Well, he eventually gets stopped by a cop, and arrested for driving drunk. He calls his mother, who doesn't really believe his story, because she's used to him getting himself drunk. He later stands trial, but convinces the judge to have investigators go with him to Townsend's house, to prove his story. Of course any evidence that would support the story had been cleared away by then. And Townsend is gone, but his wife acts like Thornhill is an old friend of theirs, who had simply come to a party at their house and had too much to drink. She also says her husband is addressing the United Nations that day. So, nobody believes Thornhill's story. But he goes to the U.N. himself, looking for Townsend. He finds the man, but it isn't the person he had met the other night. It turns out that his house is supposed to be unoccupied at the time, and he had no idea anyone was using the place and pretending to be him. But before Thornhill can get any further at figuring things out, someone throws a knife into the real Townsend's back, killing him instantly.
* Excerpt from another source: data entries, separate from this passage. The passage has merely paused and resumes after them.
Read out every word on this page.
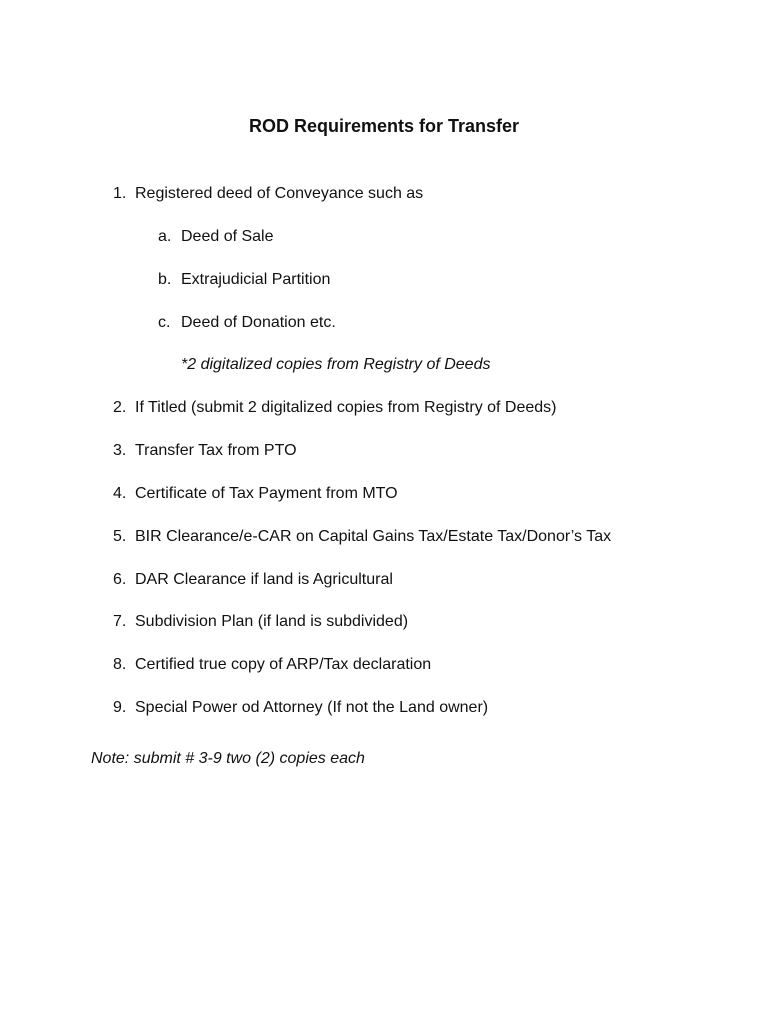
ROD Requirements for Transfer
1. Registered deed of Conveyance such as
a. Deed of Sale
b. Extrajudicial Partition
c. Deed of Donation etc.
*2 digitalized copies from Registry of Deeds
2. If Titled (submit 2 digitalized copies from Registry of Deeds)
3. Transfer Tax from PTO
4. Certificate of Tax Payment from MTO
5. BIR Clearance/e-CAR on Capital Gains Tax/Estate Tax/Donor’s Tax
6. DAR Clearance if land is Agricultural
7. Subdivision Plan (if land is subdivided)
8. Certified true copy of ARP/Tax declaration
9. Special Power od Attorney (If not the Land owner)
Note: submit # 3-9 two (2) copies each
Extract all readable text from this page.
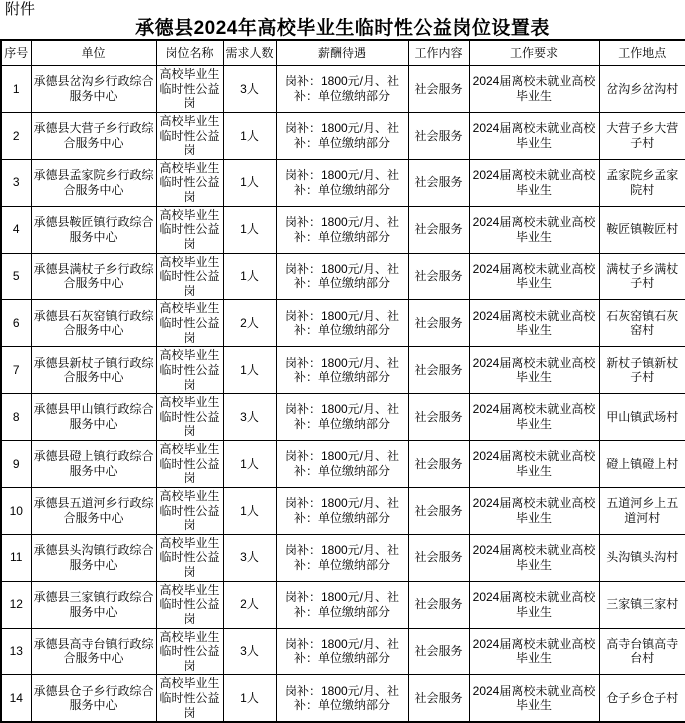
附件
承德县2024年高校毕业生临时性公益岗位设置表
序号	单位	岗位名称	需求人数	薪酬待遇	工作内容	工作要求	工作地点
1	承德县岔沟乡行政综合服务中心	高校毕业生临时性公益岗	3人	岗补：1800元/月、社补：单位缴纳部分	社会服务	2024届离校未就业高校毕业生	岔沟乡岔沟村
2	承德县大营子乡行政综合服务中心	高校毕业生临时性公益岗	1人	岗补：1800元/月、社补：单位缴纳部分	社会服务	2024届离校未就业高校毕业生	大营子乡大营子村
3	承德县孟家院乡行政综合服务中心	高校毕业生临时性公益岗	1人	岗补：1800元/月、社补：单位缴纳部分	社会服务	2024届离校未就业高校毕业生	孟家院乡孟家院村
4	承德县鞍匠镇行政综合服务中心	高校毕业生临时性公益岗	1人	岗补：1800元/月、社补：单位缴纳部分	社会服务	2024届离校未就业高校毕业生	鞍匠镇鞍匠村
5	承德县满杖子乡行政综合服务中心	高校毕业生临时性公益岗	1人	岗补：1800元/月、社补：单位缴纳部分	社会服务	2024届离校未就业高校毕业生	满杖子乡满杖子村
6	承德县石灰窑镇行政综合服务中心	高校毕业生临时性公益岗	2人	岗补：1800元/月、社补：单位缴纳部分	社会服务	2024届离校未就业高校毕业生	石灰窑镇石灰窑村
7	承德县新杖子镇行政综合服务中心	高校毕业生临时性公益岗	1人	岗补：1800元/月、社补：单位缴纳部分	社会服务	2024届离校未就业高校毕业生	新杖子镇新杖子村
8	承德县甲山镇行政综合服务中心	高校毕业生临时性公益岗	3人	岗补：1800元/月、社补：单位缴纳部分	社会服务	2024届离校未就业高校毕业生	甲山镇武场村
9	承德县磴上镇行政综合服务中心	高校毕业生临时性公益岗	1人	岗补：1800元/月、社补：单位缴纳部分	社会服务	2024届离校未就业高校毕业生	磴上镇磴上村
10	承德县五道河乡行政综合服务中心	高校毕业生临时性公益岗	1人	岗补：1800元/月、社补：单位缴纳部分	社会服务	2024届离校未就业高校毕业生	五道河乡上五道河村
11	承德县头沟镇行政综合服务中心	高校毕业生临时性公益岗	3人	岗补：1800元/月、社补：单位缴纳部分	社会服务	2024届离校未就业高校毕业生	头沟镇头沟村
12	承德县三家镇行政综合服务中心	高校毕业生临时性公益岗	2人	岗补：1800元/月、社补：单位缴纳部分	社会服务	2024届离校未就业高校毕业生	三家镇三家村
13	承德县高寺台镇行政综合服务中心	高校毕业生临时性公益岗	3人	岗补：1800元/月、社补：单位缴纳部分	社会服务	2024届离校未就业高校毕业生	高寺台镇高寺台村
14	承德县仓子乡行政综合服务中心	高校毕业生临时性公益岗	1人	岗补：1800元/月、社补：单位缴纳部分	社会服务	2024届离校未就业高校毕业生	仓子乡仓子村
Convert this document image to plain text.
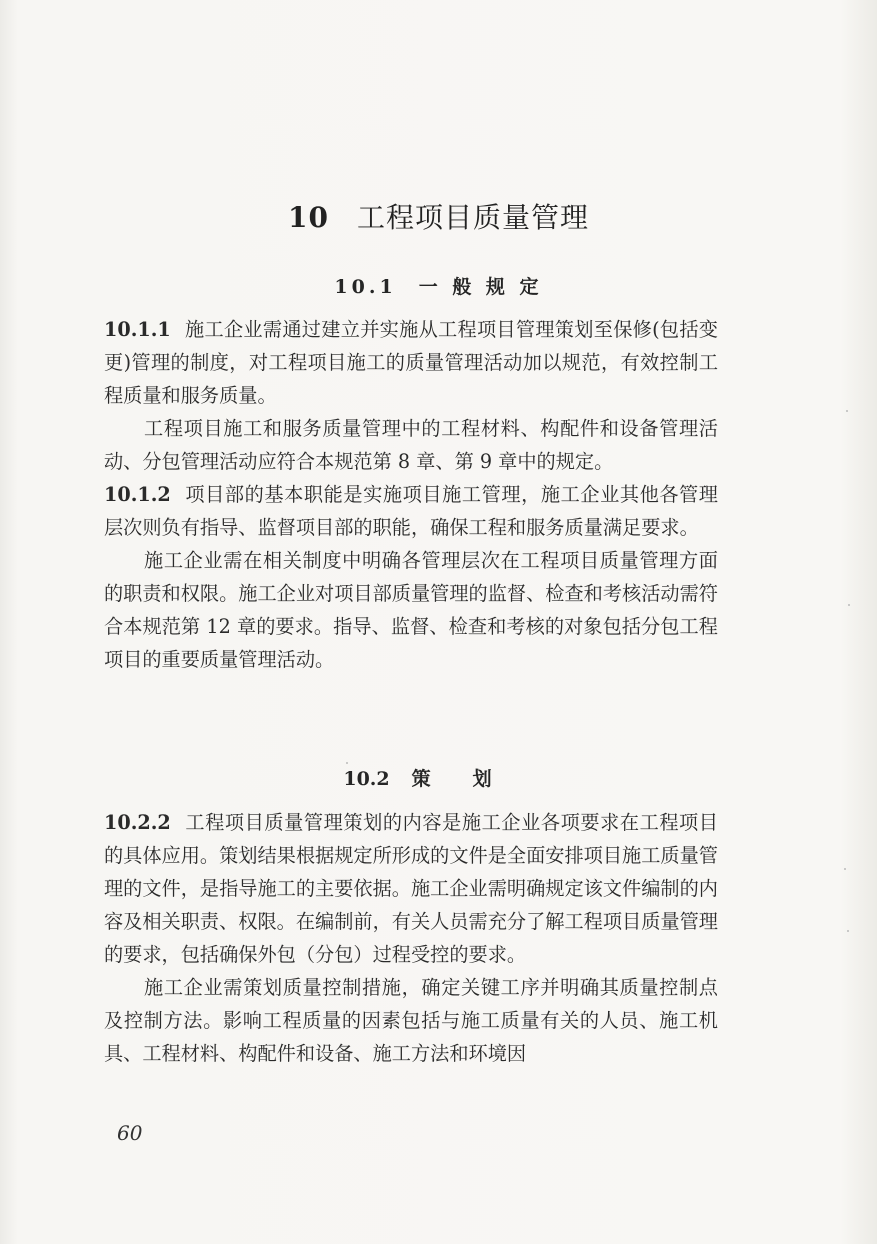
10 工程项目质量管理
10.1 一 般 规 定

10.1.1 施工企业需通过建立并实施从工程项目管理策划至保修(包括变更)管理的制度，对工程项目施工的质量管理活动加以规范，有效控制工程质量和服务质量。

工程项目施工和服务质量管理中的工程材料、构配件和设备管理活动、分包管理活动应符合本规范第 8 章、第 9 章中的规定。

10.1.2 项目部的基本职能是实施项目施工管理，施工企业其他各管理层次则负有指导、监督项目部的职能，确保工程和服务质量满足要求。

施工企业需在相关制度中明确各管理层次在工程项目质量管理方面的职责和权限。施工企业对项目部质量管理的监督、检查和考核活动需符合本规范第 12 章的要求。指导、监督、检查和考核的对象包括分包工程项目的重要质量管理活动。

10.2 策划

10.2.2 工程项目质量管理策划的内容是施工企业各项要求在工程项目的具体应用。策划结果根据规定所形成的文件是全面安排项目施工质量管理的文件，是指导施工的主要依据。施工企业需明确规定该文件编制的内容及相关职责、权限。在编制前，有关人员需充分了解工程项目质量管理的要求，包括确保外包（分包）过程受控的要求。

施工企业需策划质量控制措施，确定关键工序并明确其质量控制点及控制方法。影响工程质量的因素包括与施工质量有关的人员、施工机具、工程材料、构配件和设备、施工方法和环境因

60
He collapses in Thornhill's arms, and like an idiot, Thornhill pulls the knife out, getting his prints on it, and everyone thinks he's the one who stabbed Townsend.

We then get some exposition in a scene with a group of people at a government intelligence agency, which explains who "Kaplan" actually is, but I don't want to spoil that. I was just glad to finally know what was going on in this crazy movie. But they decide not to do anything to help Thornhill out of his predicament, nor let him know the truth. So he sneaks aboard a train, to flee from the police. On the train, he soon meets a woman named Eve Kendall (Eva Marie Saint), and the two of them quickly hit it off. Despite recognizing him from the newspapers as being wanted for murder, she apparently wants to help him hide out, as well as have a one-night stand with him. And he's certainly happy to go along with both those things. Of course, the police are still looking for him, as are the people who work for the fake Townsend (whose real name is Phillip Vandamm). Beyond this, I really don't want to spoil any more details of the plot. But after getting off the train, Thornhill continues trying to find the real Kaplan, in the hopes of learning what all this is about and proving his own innocence. It's in the course of his search that he is attacked by crop duster, in what is probably the film's most iconic scene. There's also eventually a chase scene on Mount Rushmore.

Well, I am leaving out a lot of details. But I'll just say that the movie has a fair amount of humor, and mystery, and thrills, and romance, and whatnot. I expect if I'd been around when it first came out, and I had gotten to see it then, it probably would have had a greater impact on me than it did after a lifetime of watching more modern movies. But even so, I still thought it was pretty great.